Dickie soon after walks in and catches Tom wearing his suit and quickly becomes enraged. It is almost a foreshadowing that is looked back upon on after he commits the murders. Even when Tom is constantly checking the newspaper for anything relating to his crimes. As Tom takes on Dickies identity he is somewhat delighted to find out that the police think Dickie murdered Tom. Only a psychopath would be able to find excitement over that. Once again he treats this as a game as he goes back to being Tom to confuse the police even more.

It is then made apparent how much Tom hated himself. “He hated becoming Thomas Ripley again, hated being nobody…”(Highsmith, 179). The reader gains a thought that justice will inevitably ensue and the masquerade eventually ends. This fortunately is not the case. The reader can not help but feel slightly tricked even though they are left satisfied in a twisted way. In the end of the book Tom unexpectedly gets away with murder and is rewarded by inheriting his victims fortune. Tom had successfully fooled the police and Marge as well as tricking the Greenleaf family.

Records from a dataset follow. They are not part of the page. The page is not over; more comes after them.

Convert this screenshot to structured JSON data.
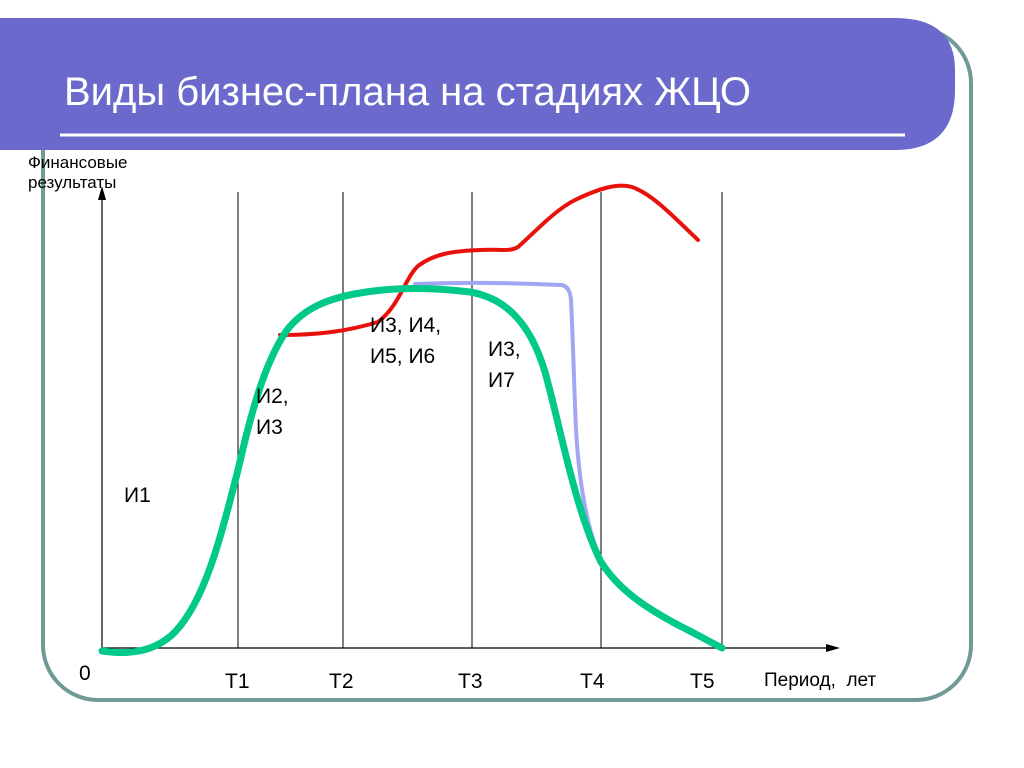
{
  "slide": {
    "title": "Виды бизнес-плана на стадиях ЖЦО",
    "colors": {
      "header_band": "#6B69CC",
      "frame_border": "#6F9A96",
      "curve_green": "#00C98A",
      "curve_red": "#E8120C",
      "curve_lavender": "#A3A6F2"
    }
  },
  "diagram": {
    "y_axis_label": "Финансовые результаты",
    "x_axis_label": "Период,  лет",
    "origin_label": "0",
    "ticks": [
      "Т1",
      "Т2",
      "Т3",
      "Т4",
      "Т5"
    ],
    "stage_labels": {
      "s1": "И1",
      "s2_line1": "И2,",
      "s2_line2": "И3",
      "s3_line1": "И3, И4,",
      "s3_line2": "И5, И6",
      "s4_line1": "И3,",
      "s4_line2": "И7"
    }
  }
}
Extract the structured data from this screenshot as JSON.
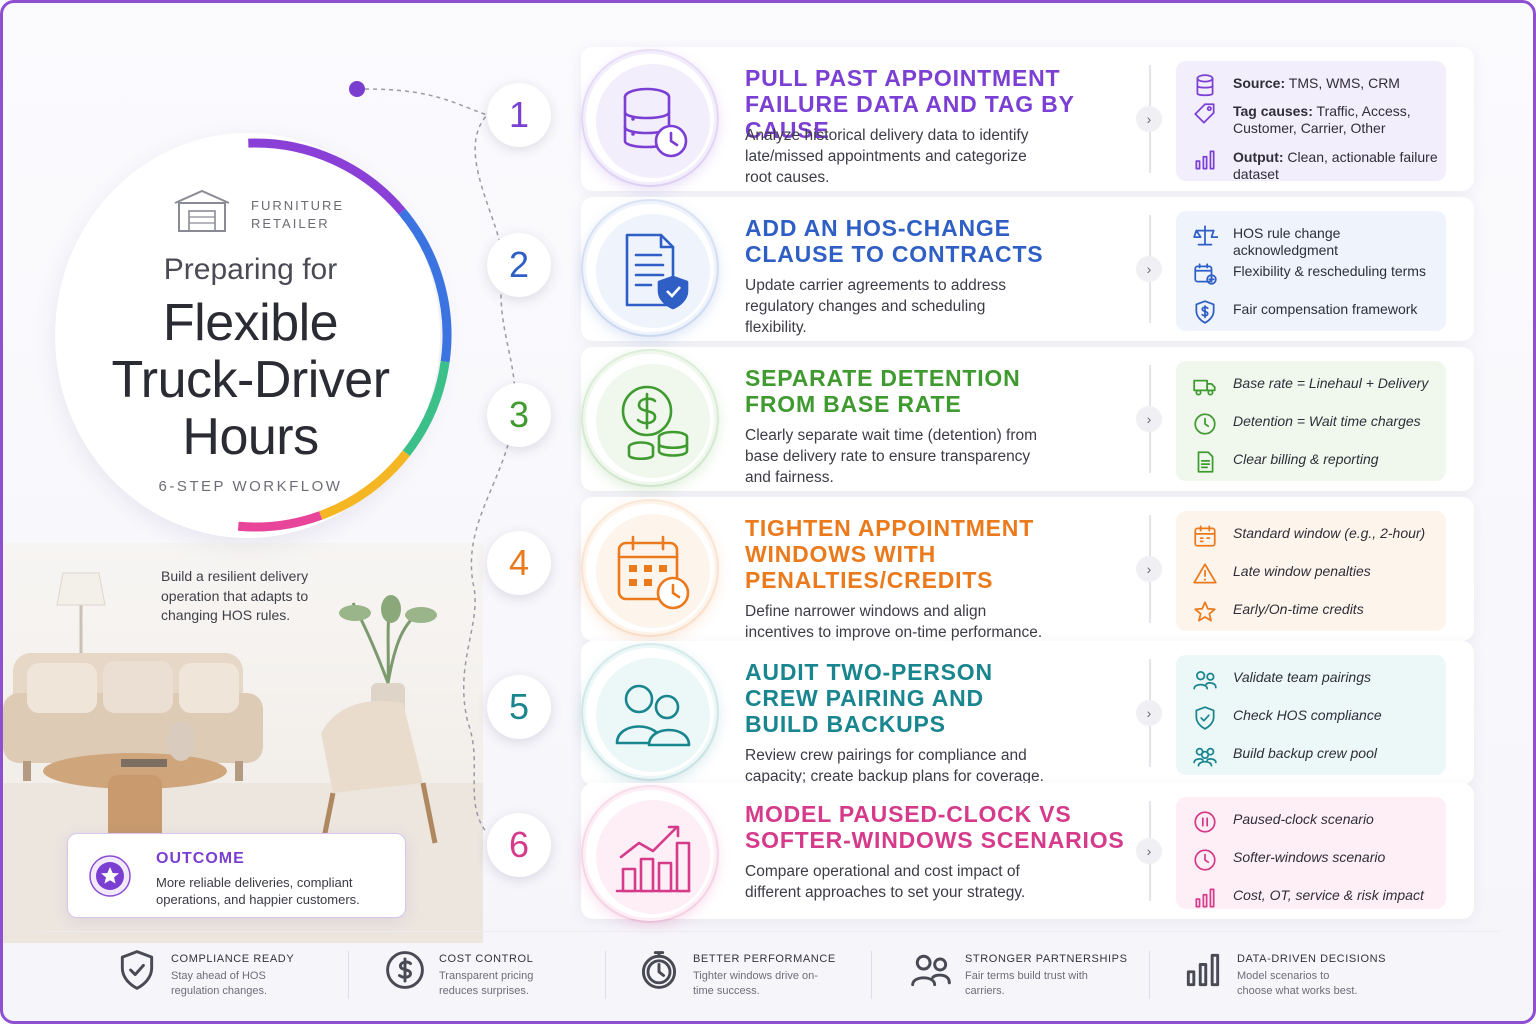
{
  "hero": {
    "brand_line1": "FURNITURE",
    "brand_line2": "RETAILER",
    "preparing": "Preparing for",
    "title_line1": "Flexible",
    "title_line2": "Truck-Driver",
    "title_line3": "Hours",
    "workflow": "6-STEP WORKFLOW",
    "tagline": "Build a resilient delivery operation that adapts to changing HOS rules.",
    "ring_colors": [
      "#8a3fd6",
      "#3b74e0",
      "#3cc08a",
      "#f4b623",
      "#e8459a"
    ]
  },
  "outcome": {
    "title": "OUTCOME",
    "text": "More reliable deliveries, compliant operations, and happier customers."
  },
  "steps": [
    {
      "number": "1",
      "color": "#7b3fd4",
      "tint": "#f3eefc",
      "title_line1": "PULL PAST APPOINTMENT",
      "title_line2": "FAILURE DATA AND TAG BY CAUSE",
      "desc": "Analyze historical delivery data to identify late/missed appointments and categorize root causes.",
      "icon": "database-clock-icon",
      "items": [
        {
          "icon": "database-icon",
          "label": "Source:",
          "text": "TMS, WMS, CRM"
        },
        {
          "icon": "tag-icon",
          "label": "Tag causes:",
          "text": "Traffic, Access, Customer, Carrier, Other"
        },
        {
          "icon": "bar-chart-icon",
          "label": "Output:",
          "text": "Clean, actionable failure dataset"
        }
      ]
    },
    {
      "number": "2",
      "color": "#2f5fc4",
      "tint": "#eef3fc",
      "title_line1": "ADD AN HOS-CHANGE",
      "title_line2": "CLAUSE TO CONTRACTS",
      "desc": "Update carrier agreements to address regulatory changes and scheduling flexibility.",
      "icon": "contract-shield-icon",
      "items": [
        {
          "icon": "scale-icon",
          "text": "HOS rule change acknowledgment"
        },
        {
          "icon": "calendar-add-icon",
          "text": "Flexibility & rescheduling terms"
        },
        {
          "icon": "dollar-shield-icon",
          "text": "Fair compensation framework"
        }
      ]
    },
    {
      "number": "3",
      "color": "#3f9a2f",
      "tint": "#f0f8ee",
      "title_line1": "SEPARATE DETENTION",
      "title_line2": "FROM BASE RATE",
      "desc": "Clearly separate wait time (detention) from base delivery rate to ensure transparency and fairness.",
      "icon": "dollar-coins-icon",
      "items": [
        {
          "icon": "truck-icon",
          "text": "Base rate = Linehaul + Delivery"
        },
        {
          "icon": "clock-icon",
          "text": "Detention = Wait time charges"
        },
        {
          "icon": "document-icon",
          "text": "Clear billing & reporting"
        }
      ]
    },
    {
      "number": "4",
      "color": "#ea7a1c",
      "tint": "#fdf4ec",
      "title_line1": "TIGHTEN APPOINTMENT",
      "title_line2": "WINDOWS WITH",
      "title_line3": "PENALTIES/CREDITS",
      "desc": "Define narrower windows and align incentives to improve on-time performance.",
      "icon": "calendar-clock-icon",
      "items": [
        {
          "icon": "calendar-icon",
          "text": "Standard window (e.g., 2-hour)"
        },
        {
          "icon": "warning-icon",
          "text": "Late window penalties"
        },
        {
          "icon": "star-icon",
          "text": "Early/On-time credits"
        }
      ]
    },
    {
      "number": "5",
      "color": "#19868f",
      "tint": "#ecf7f7",
      "title_line1": "AUDIT TWO-PERSON",
      "title_line2": "CREW PAIRING AND",
      "title_line3": "BUILD BACKUPS",
      "desc": "Review crew pairings for compliance and capacity; create backup plans for coverage.",
      "icon": "two-people-icon",
      "items": [
        {
          "icon": "people-icon",
          "text": "Validate team pairings"
        },
        {
          "icon": "shield-check-icon",
          "text": "Check HOS compliance"
        },
        {
          "icon": "group-icon",
          "text": "Build backup crew pool"
        }
      ]
    },
    {
      "number": "6",
      "color": "#d63a8a",
      "tint": "#fdeff5",
      "title_line1": "MODEL PAUSED-CLOCK VS",
      "title_line2": "SOFTER-WINDOWS SCENARIOS",
      "desc": "Compare operational and cost impact of different approaches to set your strategy.",
      "icon": "growth-chart-icon",
      "items": [
        {
          "icon": "pause-icon",
          "text": "Paused-clock scenario"
        },
        {
          "icon": "clock-icon",
          "text": "Softer-windows scenario"
        },
        {
          "icon": "bar-chart-icon",
          "text": "Cost, OT, service & risk impact"
        }
      ]
    }
  ],
  "footer": [
    {
      "icon": "shield-check-icon",
      "title": "COMPLIANCE READY",
      "desc": "Stay ahead of HOS regulation changes."
    },
    {
      "icon": "dollar-circle-icon",
      "title": "COST CONTROL",
      "desc": "Transparent pricing reduces surprises."
    },
    {
      "icon": "stopwatch-icon",
      "title": "BETTER PERFORMANCE",
      "desc": "Tighter windows drive on-time success."
    },
    {
      "icon": "people-icon",
      "title": "STRONGER PARTNERSHIPS",
      "desc": "Fair terms build trust with carriers."
    },
    {
      "icon": "bar-chart-icon",
      "title": "DATA-DRIVEN DECISIONS",
      "desc": "Model scenarios to choose what works best."
    }
  ]
}
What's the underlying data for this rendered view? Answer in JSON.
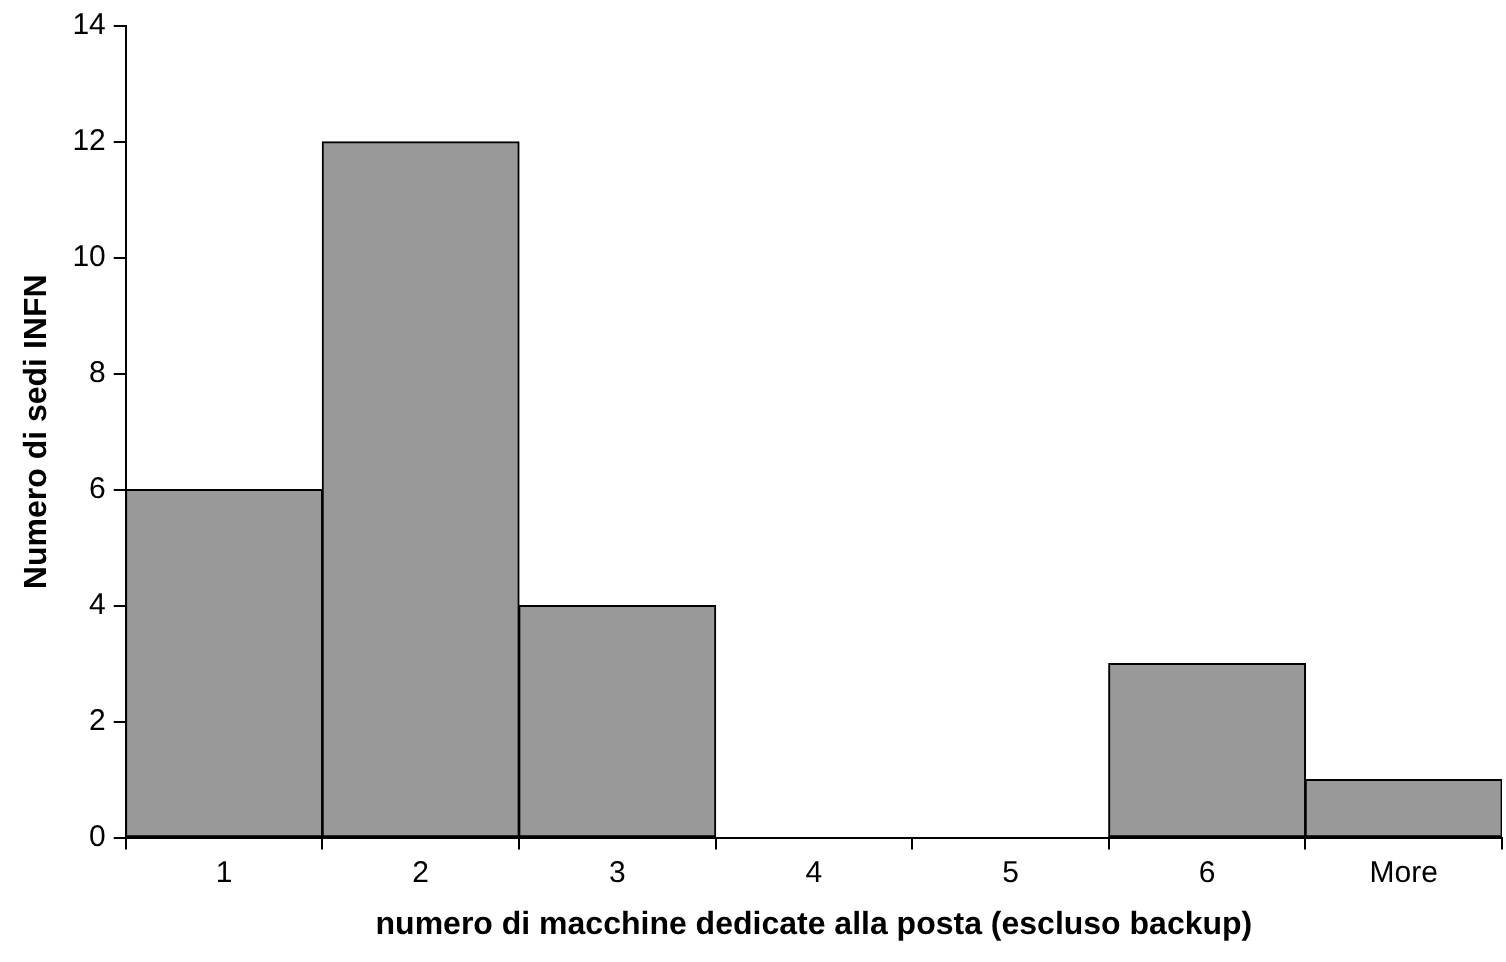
{
  "chart_data": {
    "type": "bar",
    "categories": [
      "1",
      "2",
      "3",
      "4",
      "5",
      "6",
      "More"
    ],
    "values": [
      6,
      12,
      4,
      0,
      0,
      3,
      1
    ],
    "color": "#999999",
    "xlabel": "numero di macchine dedicate alla posta (escluso backup)",
    "ylabel": "Numero di sedi INFN",
    "ylim": [
      0,
      14
    ],
    "yticks": [
      0,
      2,
      4,
      6,
      8,
      10,
      12,
      14
    ]
  }
}
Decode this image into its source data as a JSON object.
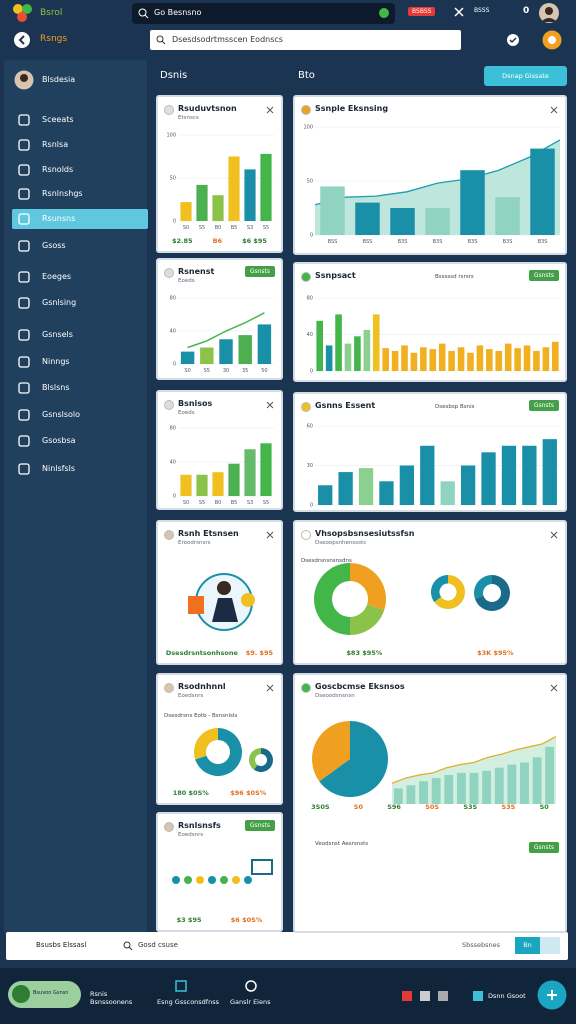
{
  "header": {
    "app_name": "Bsrol",
    "search": "Go Besnsno",
    "badge": "BSBSS",
    "stat": "BSSS",
    "count": "0"
  },
  "toolbar": {
    "title": "Rsngs",
    "search": "Dsesdsodrtmsscen Eodnscs"
  },
  "sidebar": {
    "user": "Blsdesia",
    "active": 4,
    "items": [
      "Sceeats",
      "Rsnlsa",
      "Rsnolds",
      "Rsnlnshgs",
      "Rsunsns",
      "Gsoss",
      "Eoeges",
      "Gsnlsing",
      "Gsnsels",
      "Ninngs",
      "Blslsns",
      "Gsnslsolo",
      "Gsosbsa",
      "Ninlsfsls"
    ]
  },
  "main": {
    "left_title": "Dsnis",
    "right_title": "Bto",
    "action": "Dsnap Gissate"
  },
  "cards": [
    {
      "title": "Rsuduvtsnon",
      "subtitle": "Etsnscs",
      "footer": [
        "$2.85",
        "B6",
        "$6 $95"
      ],
      "charts": [
        {
          "type": "bar",
          "values": [
            22,
            42,
            30,
            75,
            60,
            78
          ],
          "colors": [
            "#f0c020",
            "#4caf50",
            "#8bc34a",
            "#f0c020",
            "#1a8fa8",
            "#43b649"
          ],
          "ylim": [
            0,
            100
          ],
          "yticks": [
            0,
            50,
            100
          ],
          "categories": [
            "S0",
            "S5",
            "B0",
            "B5",
            "S3",
            "S5"
          ]
        }
      ]
    },
    {
      "title": "Rsnenst",
      "subtitle": "Eoeds",
      "button": "Gsnsts",
      "charts": [
        {
          "type": "bar",
          "values": [
            15,
            20,
            30,
            35,
            48
          ],
          "colors": [
            "#1a8fa8",
            "#8bc34a",
            "#1a8fa8",
            "#4caf50",
            "#1a8fa8"
          ],
          "line": [
            20,
            28,
            40,
            50,
            62
          ],
          "line_color": "#43b649",
          "ylim": [
            0,
            80
          ],
          "yticks": [
            0,
            40,
            80
          ],
          "categories": [
            "S0",
            "S5",
            "30",
            "35",
            "50"
          ]
        }
      ]
    },
    {
      "title": "Bsnisos",
      "subtitle": "Eoeds",
      "charts": [
        {
          "type": "bar",
          "values": [
            25,
            25,
            28,
            38,
            55,
            62
          ],
          "colors": [
            "#f0c020",
            "#8bc34a",
            "#f0c020",
            "#4caf50",
            "#66bb6a",
            "#43b649"
          ],
          "ylim": [
            0,
            80
          ],
          "yticks": [
            0,
            40,
            80
          ],
          "categories": [
            "S0",
            "S5",
            "B0",
            "B5",
            "S3",
            "S5"
          ]
        }
      ]
    },
    {
      "title": "Rsnh Etsnsen",
      "subtitle": "Eroodrsnsrs",
      "footer": [
        "Dsesdrsntsonhsone",
        "$9. $95"
      ],
      "charts": []
    },
    {
      "title": "Rsodnhnnl",
      "subtitle": "Eoedsnrs",
      "legend": "Dsesdrsns Eotb - Bsnsnlsls",
      "footer": [
        "180 $0S%",
        "$96 $0S%"
      ],
      "charts": [
        {
          "type": "donut",
          "values": [
            70,
            30
          ],
          "colors": [
            "#1a8fa8",
            "#f0c020"
          ]
        },
        {
          "type": "donut",
          "values": [
            60,
            40
          ],
          "colors": [
            "#1a6b8a",
            "#8bc34a"
          ]
        }
      ]
    },
    {
      "title": "Rsnlsnsfs",
      "subtitle": "Eoedsnrs",
      "button": "Gsnsts",
      "footer": [
        "$3 $95",
        "$6 $0S%"
      ],
      "charts": []
    },
    {
      "title": "Ssnple Eksnsing",
      "charts": [
        {
          "type": "bar",
          "values": [
            45,
            30,
            25,
            25,
            60,
            35,
            80
          ],
          "colors": [
            "#8fd3c0",
            "#1a8fa8",
            "#1a8fa8",
            "#8fd3c0",
            "#1a8fa8",
            "#8fd3c0",
            "#1a8fa8"
          ],
          "area": [
            28,
            35,
            36,
            40,
            48,
            52,
            60,
            72,
            88
          ],
          "area_color": "#bfe6dc",
          "line_color": "#1a9fb0",
          "ylim": [
            0,
            100
          ],
          "yticks": [
            0,
            50,
            100
          ],
          "categories": [
            "BSS",
            "BSS",
            "B3S",
            "B3S",
            "B3S",
            "B3S",
            "B3S"
          ]
        }
      ]
    },
    {
      "title": "Ssnpsact",
      "legend": "Bsssssd rsrsrs",
      "button": "Gsnsts",
      "charts": [
        {
          "type": "bar",
          "values": [
            55,
            28,
            62,
            30,
            38,
            45,
            62,
            25,
            22,
            28,
            20,
            26,
            24,
            30,
            22,
            26,
            20,
            28,
            24,
            22,
            30,
            25,
            28,
            22,
            26,
            32
          ],
          "colors": [
            "#43b649",
            "#1a8fa8",
            "#43b649",
            "#8bd08f",
            "#43b649",
            "#8bd08f",
            "#f0c020",
            "#f0b020",
            "#f0b020",
            "#f0b020",
            "#f0b020",
            "#f0b020",
            "#f0b020",
            "#f0b020",
            "#f0b020",
            "#f0b020",
            "#f0b020",
            "#f0b020",
            "#f0b020",
            "#f0b020",
            "#f0b020",
            "#f0b020",
            "#f0b020",
            "#f0b020",
            "#f0b020",
            "#f0b020"
          ],
          "ylim": [
            0,
            80
          ],
          "yticks": [
            0,
            40,
            80
          ]
        }
      ]
    },
    {
      "title": "Gsnns Essent",
      "legend": "Dsesbsp Bsnis",
      "button": "Gsnsts",
      "charts": [
        {
          "type": "bar",
          "values": [
            15,
            25,
            28,
            18,
            30,
            45,
            18,
            30,
            40,
            45,
            45,
            50
          ],
          "colors": [
            "#1a8fa8",
            "#1a8fa8",
            "#8bd08f",
            "#1a8fa8",
            "#1a8fa8",
            "#1a8fa8",
            "#8fd3c0",
            "#1a8fa8",
            "#1a8fa8",
            "#1a8fa8",
            "#1a8fa8",
            "#1a8fa8"
          ],
          "ylim": [
            0,
            60
          ],
          "yticks": [
            0,
            30,
            60
          ]
        }
      ]
    },
    {
      "title": "Vhsopsbsnsesiutssfsn",
      "subtitle": "Dseoopsnhensssts",
      "legend": "Dsesdrsnsnsnsdns",
      "footer": [
        "$83 $95%",
        "$3K $95%"
      ],
      "charts": [
        {
          "type": "donut",
          "values": [
            30,
            20,
            50
          ],
          "colors": [
            "#f0a020",
            "#8bc34a",
            "#43b649"
          ]
        },
        {
          "type": "donut",
          "values": [
            65,
            35
          ],
          "colors": [
            "#f0c020",
            "#1a8fa8"
          ]
        },
        {
          "type": "donut",
          "values": [
            70,
            30
          ],
          "colors": [
            "#1a6b8a",
            "#1a8fa8"
          ]
        }
      ]
    },
    {
      "title": "Goscbcmse Eksnsos",
      "subtitle": "Dseoodsnsnsn",
      "legend": "Veodsnst Aesrsnsts",
      "button": "Gsnsts",
      "footer": [
        "3S0S",
        "S0",
        "S96",
        "S0S",
        "S3S",
        "S3S",
        "S0"
      ],
      "charts": [
        {
          "type": "pie",
          "values": [
            65,
            35
          ],
          "colors": [
            "#1a8fa8",
            "#f0a020"
          ]
        },
        {
          "type": "bar",
          "values": [
            15,
            18,
            22,
            25,
            28,
            30,
            30,
            32,
            35,
            38,
            40,
            45,
            55
          ],
          "colors": [
            "#8fd3c0"
          ],
          "area": [
            20,
            25,
            28,
            30,
            35,
            38,
            40,
            45,
            48,
            52,
            55,
            58,
            65
          ],
          "area_color": "#d3efe0",
          "line_color": "#e0b030",
          "ylim": [
            0,
            80
          ]
        }
      ]
    }
  ],
  "search_bar": {
    "label": "Bsusbs Elssasl",
    "query": "Gosd csuse",
    "status": "Sbssebsnes",
    "button": "Bn"
  },
  "nav": {
    "profile": "Bsuvon Gsnsn",
    "items": [
      "Rsnis Bsnssoonens",
      "Esng Gssconsdfnss",
      "Ganslr Eiens",
      "Dsnn Gsoot"
    ]
  }
}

He has also given close friends of his false hope into believing Dickie may still be alive. Tom is so hideous the label psychopath would be an understatement of what kind of person he really is. The reader has become so enthralled with Tom and his success by now that the obvious ultimate injustice, rewarding a murderer instead of condemning him, slips right by. It is at this moment that Tom is not only undoubtedly considered a believable psychopath, but a likeable one as well. Psychopaths are generally described as selfish people who use manipulation and violence to control others.

They feel no guilt from any wrongdoings and usually never take responsibility for their actions. Tom epitomizes these traits as he travels all over Europe on someone else’s dime through manipulation tactics. Committing violent and wickedly amoral crimes without a care, while of course deliberately refusing to accept any responsibility. The main character that the reader is forced to identify with is evil and cold hearted which is something the reader may find unwilling to admit. However the author paints a convincing portrayal of a young male psychopath and his name is Tom Ripley.